The table is shown below:

In [1]:
import geopandas as gpd
import pandas as pd

# Put the analysis code inside a function wrapper
def produce_analysis(dist, grading):
    # Load and join GMCA housing, industrial and office supply data
    housing_supply_gdf = gpd.read_file("data/gmca_data/2024 GM Housing Land Supply GIS.shp")
    industrial_supply_gdf = gpd.read_file("data/gmca_data/2024 GM Industrial-warehousing Land Supply GIS.shp")
    offices_supply_gdf = gpd.read_file("data/gmca_data/2024 GM Offices Land Supply GIS.shp")
    
    total_supply_gdf = pd.concat(
        [housing_supply_gdf, industrial_supply_gdf, offices_supply_gdf]
    )
    
    # Load and tidy GMEU Sites of Biological Importance data
    sbi_gdf = gpd.read_file("data/gmeu_data/gm_sbi.shp")
    sbi_gdf["Category"] = "Site of Biological Importance"
    sbi_gdf = sbi_gdf.rename(columns = {"district": "LAName", "site_nam": "SiteRef"})
    
    # Join GMCA and GMEU data
    full_data_gdf = pd.concat(
        [total_supply_gdf, sbi_gdf[["SiteRef", "LAName", "Category", "geometry"]]]
    )
    
    #Use geopandas to get centroids of all the sites
    full_data_gdf["centroid"] = full_data_gdf.centroid
    full_data_gdf["ref"] = range(len(full_data_gdf))
    
    #Split into sites of biological importance and non-biological importance
    sbi = full_data_gdf[full_data_gdf["Category"] == "Site of Biological Importance"]
    non_sbi = full_data_gdf[full_data_gdf["Category"] != "Site of Biological Importance"]
    
    #Find the number of new developments less than 1km away for each SBI
    sbinames = list(sbi["SiteRef"]) 
    indexes = list(sbi["ref"])
    
    
    #list of all the sbis
    distances = list()
    less_than_1km = list() #creating empty lists to add to data frame
    
    for x in sbi["centroid"]: #loop through each sbi
        y = non_sbi["centroid"].distance(x) #find all the distances of developments to centroid
        for distance in y: #filter for less than 1km away
                if distance < dist:
                    distances.append(distance)
        r = len(distances)    #find no. developments less than 1km away to each sbi
        less_than_1km.append(r)
        distances = list()
    
    Dev_1km = pd.DataFrame({'SiteRef':sbinames, 'No.
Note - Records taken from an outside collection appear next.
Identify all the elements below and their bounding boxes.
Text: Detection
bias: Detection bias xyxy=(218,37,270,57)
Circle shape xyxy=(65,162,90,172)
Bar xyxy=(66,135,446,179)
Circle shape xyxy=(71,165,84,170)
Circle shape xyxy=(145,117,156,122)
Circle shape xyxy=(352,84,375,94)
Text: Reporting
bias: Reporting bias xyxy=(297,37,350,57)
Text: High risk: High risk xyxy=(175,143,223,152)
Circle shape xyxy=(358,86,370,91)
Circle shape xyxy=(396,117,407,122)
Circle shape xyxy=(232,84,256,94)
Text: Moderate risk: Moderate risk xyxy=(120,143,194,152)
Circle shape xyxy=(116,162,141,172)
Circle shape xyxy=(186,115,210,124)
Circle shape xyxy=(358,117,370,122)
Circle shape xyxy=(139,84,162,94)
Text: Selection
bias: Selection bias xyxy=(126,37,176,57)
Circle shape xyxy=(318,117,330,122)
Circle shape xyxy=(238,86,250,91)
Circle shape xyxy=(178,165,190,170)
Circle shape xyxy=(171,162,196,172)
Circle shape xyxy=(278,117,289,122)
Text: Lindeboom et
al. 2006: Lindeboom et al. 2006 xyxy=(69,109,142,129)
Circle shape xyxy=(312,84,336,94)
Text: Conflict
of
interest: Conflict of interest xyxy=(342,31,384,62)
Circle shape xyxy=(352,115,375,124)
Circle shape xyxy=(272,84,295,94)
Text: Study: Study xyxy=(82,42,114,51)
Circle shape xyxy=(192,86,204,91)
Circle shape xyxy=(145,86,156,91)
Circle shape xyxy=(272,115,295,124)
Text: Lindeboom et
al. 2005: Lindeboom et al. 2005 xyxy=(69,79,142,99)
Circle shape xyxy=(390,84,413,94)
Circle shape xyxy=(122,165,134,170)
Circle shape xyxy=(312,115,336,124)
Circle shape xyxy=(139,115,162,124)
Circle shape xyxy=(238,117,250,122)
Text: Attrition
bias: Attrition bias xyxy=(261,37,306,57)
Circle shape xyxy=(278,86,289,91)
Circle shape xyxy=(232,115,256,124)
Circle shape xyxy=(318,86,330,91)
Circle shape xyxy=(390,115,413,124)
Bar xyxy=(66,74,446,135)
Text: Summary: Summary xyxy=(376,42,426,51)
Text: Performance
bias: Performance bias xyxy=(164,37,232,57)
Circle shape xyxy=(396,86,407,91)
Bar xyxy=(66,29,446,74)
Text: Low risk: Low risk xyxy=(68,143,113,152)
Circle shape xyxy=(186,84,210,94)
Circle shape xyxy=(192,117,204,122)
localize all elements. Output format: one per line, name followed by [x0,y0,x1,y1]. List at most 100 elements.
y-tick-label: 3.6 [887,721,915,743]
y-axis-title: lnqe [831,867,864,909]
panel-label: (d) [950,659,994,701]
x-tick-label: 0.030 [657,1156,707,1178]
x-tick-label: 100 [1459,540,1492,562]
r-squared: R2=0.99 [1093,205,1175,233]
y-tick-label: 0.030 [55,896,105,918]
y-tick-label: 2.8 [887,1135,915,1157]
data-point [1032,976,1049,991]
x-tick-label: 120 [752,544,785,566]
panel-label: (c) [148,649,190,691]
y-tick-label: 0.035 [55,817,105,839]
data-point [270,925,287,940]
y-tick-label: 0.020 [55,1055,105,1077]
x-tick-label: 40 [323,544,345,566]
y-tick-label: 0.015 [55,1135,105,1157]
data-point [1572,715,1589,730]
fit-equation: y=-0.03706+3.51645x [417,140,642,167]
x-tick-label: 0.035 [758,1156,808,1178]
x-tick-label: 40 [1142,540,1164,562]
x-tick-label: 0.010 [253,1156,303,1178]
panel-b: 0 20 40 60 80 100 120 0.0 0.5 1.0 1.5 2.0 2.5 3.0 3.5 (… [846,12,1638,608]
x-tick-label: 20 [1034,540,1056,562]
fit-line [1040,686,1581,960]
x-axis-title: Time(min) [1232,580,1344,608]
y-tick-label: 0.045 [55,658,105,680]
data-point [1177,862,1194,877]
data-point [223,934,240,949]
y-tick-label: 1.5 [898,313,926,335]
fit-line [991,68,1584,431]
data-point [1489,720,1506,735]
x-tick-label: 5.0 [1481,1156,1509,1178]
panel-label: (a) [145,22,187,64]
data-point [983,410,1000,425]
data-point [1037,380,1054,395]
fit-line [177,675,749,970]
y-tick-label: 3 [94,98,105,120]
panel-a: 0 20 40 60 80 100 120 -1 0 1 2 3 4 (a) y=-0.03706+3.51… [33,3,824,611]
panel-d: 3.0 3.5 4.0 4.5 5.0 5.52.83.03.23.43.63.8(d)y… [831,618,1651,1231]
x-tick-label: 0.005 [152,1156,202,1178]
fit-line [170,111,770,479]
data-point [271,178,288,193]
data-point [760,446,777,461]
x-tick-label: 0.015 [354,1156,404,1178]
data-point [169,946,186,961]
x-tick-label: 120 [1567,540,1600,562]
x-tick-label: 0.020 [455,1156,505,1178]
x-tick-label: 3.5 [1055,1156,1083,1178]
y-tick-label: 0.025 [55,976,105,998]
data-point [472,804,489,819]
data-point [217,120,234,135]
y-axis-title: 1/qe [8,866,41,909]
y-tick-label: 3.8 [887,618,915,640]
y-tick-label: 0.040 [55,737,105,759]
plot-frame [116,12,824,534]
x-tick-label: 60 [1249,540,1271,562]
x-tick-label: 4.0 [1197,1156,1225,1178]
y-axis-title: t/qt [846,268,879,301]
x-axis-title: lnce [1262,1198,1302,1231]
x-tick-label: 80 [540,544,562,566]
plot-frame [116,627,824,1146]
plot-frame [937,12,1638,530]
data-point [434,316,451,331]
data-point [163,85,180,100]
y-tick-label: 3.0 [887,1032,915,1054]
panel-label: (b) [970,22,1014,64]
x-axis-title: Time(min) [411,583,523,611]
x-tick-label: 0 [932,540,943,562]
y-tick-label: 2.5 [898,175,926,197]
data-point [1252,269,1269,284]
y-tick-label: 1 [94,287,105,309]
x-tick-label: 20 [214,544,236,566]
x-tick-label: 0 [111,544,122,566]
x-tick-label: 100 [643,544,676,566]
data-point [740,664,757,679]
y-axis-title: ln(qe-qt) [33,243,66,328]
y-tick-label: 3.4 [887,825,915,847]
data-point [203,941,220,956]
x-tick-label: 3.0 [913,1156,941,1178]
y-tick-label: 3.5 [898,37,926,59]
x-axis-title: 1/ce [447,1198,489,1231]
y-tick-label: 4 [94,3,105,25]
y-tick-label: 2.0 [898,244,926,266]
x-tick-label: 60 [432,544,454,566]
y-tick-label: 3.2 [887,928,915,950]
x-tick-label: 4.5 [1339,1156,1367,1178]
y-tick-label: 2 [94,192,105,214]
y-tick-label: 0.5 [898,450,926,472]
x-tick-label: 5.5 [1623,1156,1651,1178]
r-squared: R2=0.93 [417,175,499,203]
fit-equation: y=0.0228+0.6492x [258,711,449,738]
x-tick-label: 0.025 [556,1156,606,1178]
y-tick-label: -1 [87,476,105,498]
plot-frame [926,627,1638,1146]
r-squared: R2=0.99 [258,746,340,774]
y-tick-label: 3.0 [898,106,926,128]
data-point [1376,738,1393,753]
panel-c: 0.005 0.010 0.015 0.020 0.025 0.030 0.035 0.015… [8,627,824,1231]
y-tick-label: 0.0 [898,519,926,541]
Sites in 1km': less_than_1km, 'ref': indexes}) #create dataframe of sbi and no. developments

    Dev_1km = Dev_1km[Dev_1km["No. Sites in 1km"] >= grading]

    return len(Dev_1km)
    

# Set levels for the distance cutoff and the grading criteria
heuristics_dist = [250, 500, 750, 1000, 1250, 1500]
heuristics_grade = [5, 10, 15, 20]

table = []

# Loop through the distance and grading criteria levels
for d in heuristics_dist:
    table_row = []
    for g in heuristics_grade:
        table_row.append(produce_analysis(d, g))
    table.append(table_row)

table

[[0, 0, 0, 0],
 [31, 5, 1, 0],
 [149, 29, 8, 4],
 [289, 129, 45, 19],
 [393, 258, 153, 80],
 [451, 361, 279, 172]]

|    | 5 sites | 10 sites | 15 sites | 20 sites |
|-------|-----|-----|-----|-----|
| 250m  | 0   | 0   | 0   | 0   |
| 500m  | 31  | 5   | 1   | 0   |
| 750m  | 149 | 29  | 8   | 4   |
| 1000m | 289 | 129 | 45  | 19  |
| 1250m | 393 | 258 | 153 | 80  |
| 1500m | 451 | 361 | 279 | 172 |

As expected, making the categorisation more stringent (e.g., to categorise an SBI at risk, we require a large number of development sites located very close to the SBI), the number of SBIs categorised as highly at risk declines. Interestingly, with a distance metric of 250 metres, there are no SBIs categorised as highly at risk even when we require only 5 sites be located within 250 metres. This table shows the results from our chosen heuristic (15 sites located within 1000 metres) is relatively robust to modifying the number of sites required within that chosen radius, however modifying the radius causes the results to fluctuate quite a bit more.